Peter Thiel : grand prêtre du techno-capitalisme
12 juin 09:28, par MauriceLa contradiction maîtresse : un anarcho-capitalisme d’État
Thiel prône l’abolition de l’État régulateur et fiscal, mais Palantir (sa société de data mining) vit des contrats massifs avec les agences d’espionnage et l’armée américaines (CIA, NSA, Pentagone). Sans ces subsides et ces commandes publiques, Palantir n’existerait pas. C’est un capitalisme de connivence : on privatise les profits, on socialise les risques et les infrastructures de surveillance. Loin de l’anarchie de marché, c’est un néoféodalisme techno-autoritaire.
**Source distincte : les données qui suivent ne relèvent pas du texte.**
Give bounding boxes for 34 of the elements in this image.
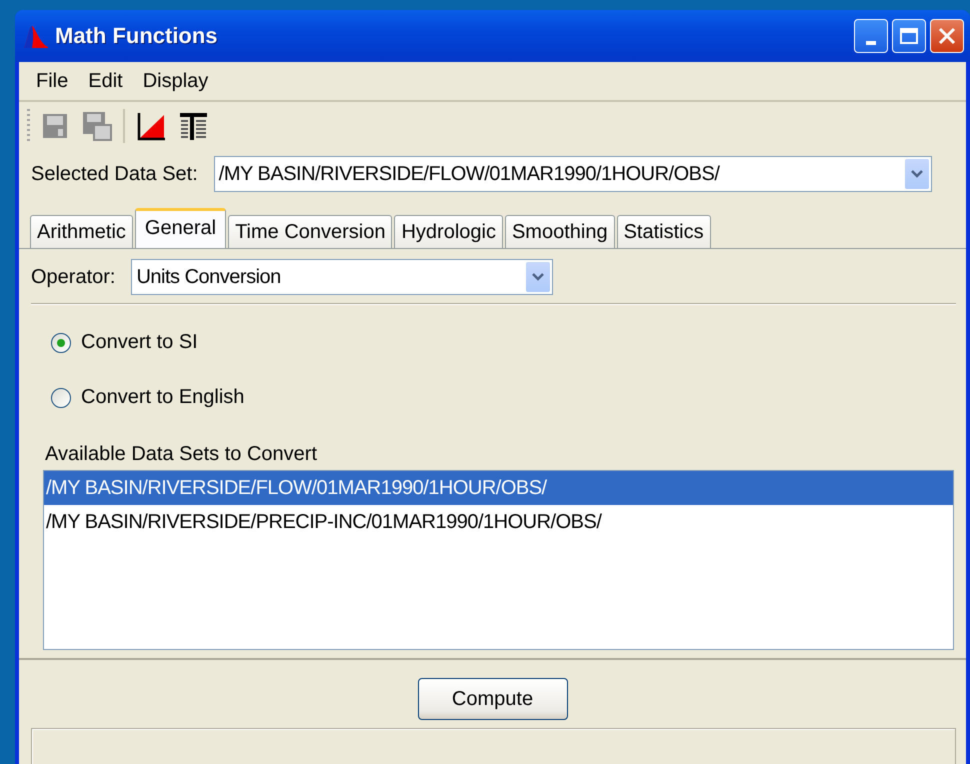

si l’État veut s’offrir les « joujoux » Palantir, il doit soit taxer, soit s’endetter. Or, Thiel déteste l’impôt mais ne dit rien des déficits explosifs sous Reagan, Trump ou Biden. Pourquoi ? Parce que la dette publique n’est pas un accident, mais un outil : elle permet de financer l’appareil répressif/surveillant sans augmenter l’impôt sur les 0,1% et imposer tout le reste de bas en haut de la pyramide. En réalité, Thiel n’est pas contre l’État, il veut un État boutique qu’il peut gérer comme une superette Un État fort pour la répression, un État minimal pour le peuple (le peuple qu’il se démerde) mais toujours avec déficit en croissance.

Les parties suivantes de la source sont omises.